So here’s the unfortunate deal. I am forced to go under the radar for my reviews and all things kick ass when it comes to this blog. I have received a few not so nice comments from potential clients that I am a “potty mouth” and that they would “NEVER hire me.” To those people, I hear you!
This was something I feared when starting my blog. On the one hand, I was hoping that the clients I attract would “get” my sense of humor and how I feel about parenting. On the other, I don’t want to offend anyone and I still want to work in terms of photography. I have to say that people who actually believe that I would come to their house, photograph their kids while cursing like sailor is out of their mind. I would never do that. I have two boys of my own and I have to say I think they are pretty spectacular. I do not use this type of language in front of them, or other kids. No way, no how.

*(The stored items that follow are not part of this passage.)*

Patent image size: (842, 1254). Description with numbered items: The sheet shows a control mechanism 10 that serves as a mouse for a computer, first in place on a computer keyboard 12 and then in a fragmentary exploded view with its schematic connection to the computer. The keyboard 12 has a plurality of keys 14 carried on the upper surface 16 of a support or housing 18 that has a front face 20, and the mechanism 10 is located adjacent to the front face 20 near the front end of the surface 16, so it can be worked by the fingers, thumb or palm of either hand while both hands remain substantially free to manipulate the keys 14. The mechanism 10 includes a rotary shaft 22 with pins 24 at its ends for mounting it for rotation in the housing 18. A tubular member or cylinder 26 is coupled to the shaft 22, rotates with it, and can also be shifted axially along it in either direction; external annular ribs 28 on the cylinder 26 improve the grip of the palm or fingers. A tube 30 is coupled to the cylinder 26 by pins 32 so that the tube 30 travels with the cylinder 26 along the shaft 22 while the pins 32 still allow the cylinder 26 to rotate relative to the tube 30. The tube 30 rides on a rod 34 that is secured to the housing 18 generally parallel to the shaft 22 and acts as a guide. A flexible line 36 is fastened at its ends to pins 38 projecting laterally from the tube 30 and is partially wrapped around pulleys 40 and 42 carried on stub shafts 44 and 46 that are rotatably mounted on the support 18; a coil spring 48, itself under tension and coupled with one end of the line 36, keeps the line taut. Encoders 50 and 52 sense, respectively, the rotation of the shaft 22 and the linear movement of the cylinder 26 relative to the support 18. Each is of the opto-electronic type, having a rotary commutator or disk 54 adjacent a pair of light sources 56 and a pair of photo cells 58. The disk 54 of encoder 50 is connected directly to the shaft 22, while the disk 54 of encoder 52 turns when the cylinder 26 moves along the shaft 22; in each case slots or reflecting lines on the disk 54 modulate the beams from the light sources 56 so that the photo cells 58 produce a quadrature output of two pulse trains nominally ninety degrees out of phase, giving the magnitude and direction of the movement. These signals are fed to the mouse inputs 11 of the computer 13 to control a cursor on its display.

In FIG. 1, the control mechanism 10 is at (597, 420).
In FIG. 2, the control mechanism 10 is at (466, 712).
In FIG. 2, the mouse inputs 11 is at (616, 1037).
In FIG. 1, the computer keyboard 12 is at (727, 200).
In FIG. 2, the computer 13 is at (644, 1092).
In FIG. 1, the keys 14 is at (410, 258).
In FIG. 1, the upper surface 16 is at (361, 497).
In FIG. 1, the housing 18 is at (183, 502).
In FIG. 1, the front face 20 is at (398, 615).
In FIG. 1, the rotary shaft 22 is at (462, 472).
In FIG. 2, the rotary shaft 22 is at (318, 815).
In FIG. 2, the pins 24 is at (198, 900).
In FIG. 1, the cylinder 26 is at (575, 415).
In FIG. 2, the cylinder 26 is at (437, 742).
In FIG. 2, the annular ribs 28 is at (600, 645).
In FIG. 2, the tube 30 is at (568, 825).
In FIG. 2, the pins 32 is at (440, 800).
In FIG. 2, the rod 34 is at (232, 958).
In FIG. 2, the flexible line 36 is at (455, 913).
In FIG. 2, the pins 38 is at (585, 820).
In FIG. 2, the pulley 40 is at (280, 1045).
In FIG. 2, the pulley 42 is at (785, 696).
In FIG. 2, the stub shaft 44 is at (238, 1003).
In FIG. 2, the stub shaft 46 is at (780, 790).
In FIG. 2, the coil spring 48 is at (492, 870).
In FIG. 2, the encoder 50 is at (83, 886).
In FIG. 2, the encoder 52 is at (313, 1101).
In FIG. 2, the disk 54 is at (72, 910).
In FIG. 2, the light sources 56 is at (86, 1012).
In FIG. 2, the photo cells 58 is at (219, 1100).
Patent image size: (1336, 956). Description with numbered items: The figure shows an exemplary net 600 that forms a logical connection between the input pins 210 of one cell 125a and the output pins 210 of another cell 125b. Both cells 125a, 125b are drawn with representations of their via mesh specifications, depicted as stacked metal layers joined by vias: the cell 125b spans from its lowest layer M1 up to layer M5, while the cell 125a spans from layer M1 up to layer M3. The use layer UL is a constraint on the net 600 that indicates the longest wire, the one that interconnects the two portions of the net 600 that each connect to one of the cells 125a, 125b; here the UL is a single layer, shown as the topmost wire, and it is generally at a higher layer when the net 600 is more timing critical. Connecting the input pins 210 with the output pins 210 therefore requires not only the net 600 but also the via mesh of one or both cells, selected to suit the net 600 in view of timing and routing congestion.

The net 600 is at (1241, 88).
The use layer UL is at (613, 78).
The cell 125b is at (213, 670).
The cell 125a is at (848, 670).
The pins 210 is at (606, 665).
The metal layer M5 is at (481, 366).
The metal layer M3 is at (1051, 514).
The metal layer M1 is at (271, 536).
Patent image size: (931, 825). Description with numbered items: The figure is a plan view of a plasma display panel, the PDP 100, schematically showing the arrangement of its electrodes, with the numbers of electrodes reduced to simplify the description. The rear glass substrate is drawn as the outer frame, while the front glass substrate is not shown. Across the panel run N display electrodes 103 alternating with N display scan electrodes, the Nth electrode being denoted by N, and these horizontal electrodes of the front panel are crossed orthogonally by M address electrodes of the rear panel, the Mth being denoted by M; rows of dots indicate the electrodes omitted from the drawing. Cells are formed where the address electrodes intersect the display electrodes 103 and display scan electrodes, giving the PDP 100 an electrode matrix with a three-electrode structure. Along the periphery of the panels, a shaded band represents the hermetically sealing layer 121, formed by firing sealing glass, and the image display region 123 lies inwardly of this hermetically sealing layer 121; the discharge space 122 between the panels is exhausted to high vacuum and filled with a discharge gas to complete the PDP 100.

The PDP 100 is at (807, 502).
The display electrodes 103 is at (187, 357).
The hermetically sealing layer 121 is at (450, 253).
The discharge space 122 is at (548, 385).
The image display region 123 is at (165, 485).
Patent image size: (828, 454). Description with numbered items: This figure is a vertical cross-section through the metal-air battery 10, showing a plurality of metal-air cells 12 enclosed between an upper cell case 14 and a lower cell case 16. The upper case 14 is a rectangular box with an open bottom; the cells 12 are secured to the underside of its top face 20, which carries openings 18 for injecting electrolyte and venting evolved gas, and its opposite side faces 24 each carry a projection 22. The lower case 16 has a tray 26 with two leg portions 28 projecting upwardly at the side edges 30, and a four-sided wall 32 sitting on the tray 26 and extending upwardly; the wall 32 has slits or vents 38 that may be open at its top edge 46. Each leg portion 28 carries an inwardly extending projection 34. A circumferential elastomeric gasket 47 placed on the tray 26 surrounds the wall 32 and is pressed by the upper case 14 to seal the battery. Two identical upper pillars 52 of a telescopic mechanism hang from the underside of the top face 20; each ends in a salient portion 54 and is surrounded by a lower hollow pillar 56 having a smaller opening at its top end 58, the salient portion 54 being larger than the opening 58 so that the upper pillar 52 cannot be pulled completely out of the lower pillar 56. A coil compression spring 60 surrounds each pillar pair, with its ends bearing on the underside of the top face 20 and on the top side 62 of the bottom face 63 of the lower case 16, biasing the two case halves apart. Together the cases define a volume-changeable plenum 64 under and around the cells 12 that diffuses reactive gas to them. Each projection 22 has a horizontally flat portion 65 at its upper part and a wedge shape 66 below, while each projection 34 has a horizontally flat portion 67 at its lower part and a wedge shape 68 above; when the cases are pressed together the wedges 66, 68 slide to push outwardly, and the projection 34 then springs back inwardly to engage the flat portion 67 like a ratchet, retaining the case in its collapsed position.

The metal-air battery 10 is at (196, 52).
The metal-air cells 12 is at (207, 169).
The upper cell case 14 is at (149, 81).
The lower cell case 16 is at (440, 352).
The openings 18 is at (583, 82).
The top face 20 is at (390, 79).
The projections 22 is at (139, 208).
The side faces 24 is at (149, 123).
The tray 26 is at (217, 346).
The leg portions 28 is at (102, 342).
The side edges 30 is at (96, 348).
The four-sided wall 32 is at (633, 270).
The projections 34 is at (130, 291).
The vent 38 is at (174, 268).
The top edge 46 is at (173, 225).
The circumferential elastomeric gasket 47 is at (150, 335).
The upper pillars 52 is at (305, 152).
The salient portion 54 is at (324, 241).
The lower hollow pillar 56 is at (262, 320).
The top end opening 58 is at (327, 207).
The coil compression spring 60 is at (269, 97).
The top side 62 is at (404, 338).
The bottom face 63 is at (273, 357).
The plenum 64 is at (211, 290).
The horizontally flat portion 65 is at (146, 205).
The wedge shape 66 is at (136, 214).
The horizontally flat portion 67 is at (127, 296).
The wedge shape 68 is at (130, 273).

I am a successful children’s photographer and I love love love what I do. That being said, I feel that being a parent is really hard. Really really, really hard. And you have to have a sense of humor or you will go mad, crazy batty. At least I know I would. I left a growing career in production in order to stay home and raise my sons. (one of which is ASD…look it up) and it’s been a really tough gig. I am sad that there are so many parents out there who judge me just by my choice of words in a blog and not by my work, or my reviews. But I will respect their wishes and besides, I need to keep working so we can afford the therapies my oldest son requires so that he can continue to grow, change and surprise us every day. So I will honor the criticisms that have come my way and keep the potty mouth on the down low in my other blog. I will start another one that you will have to find via word of mouth. I am not apologizing for who I am, but I am understanding what people need. Please know that if you are a potential client and read my older posts, they are all done in fun. I am honest and sometimes raw…that’s just who I am. At least around adults.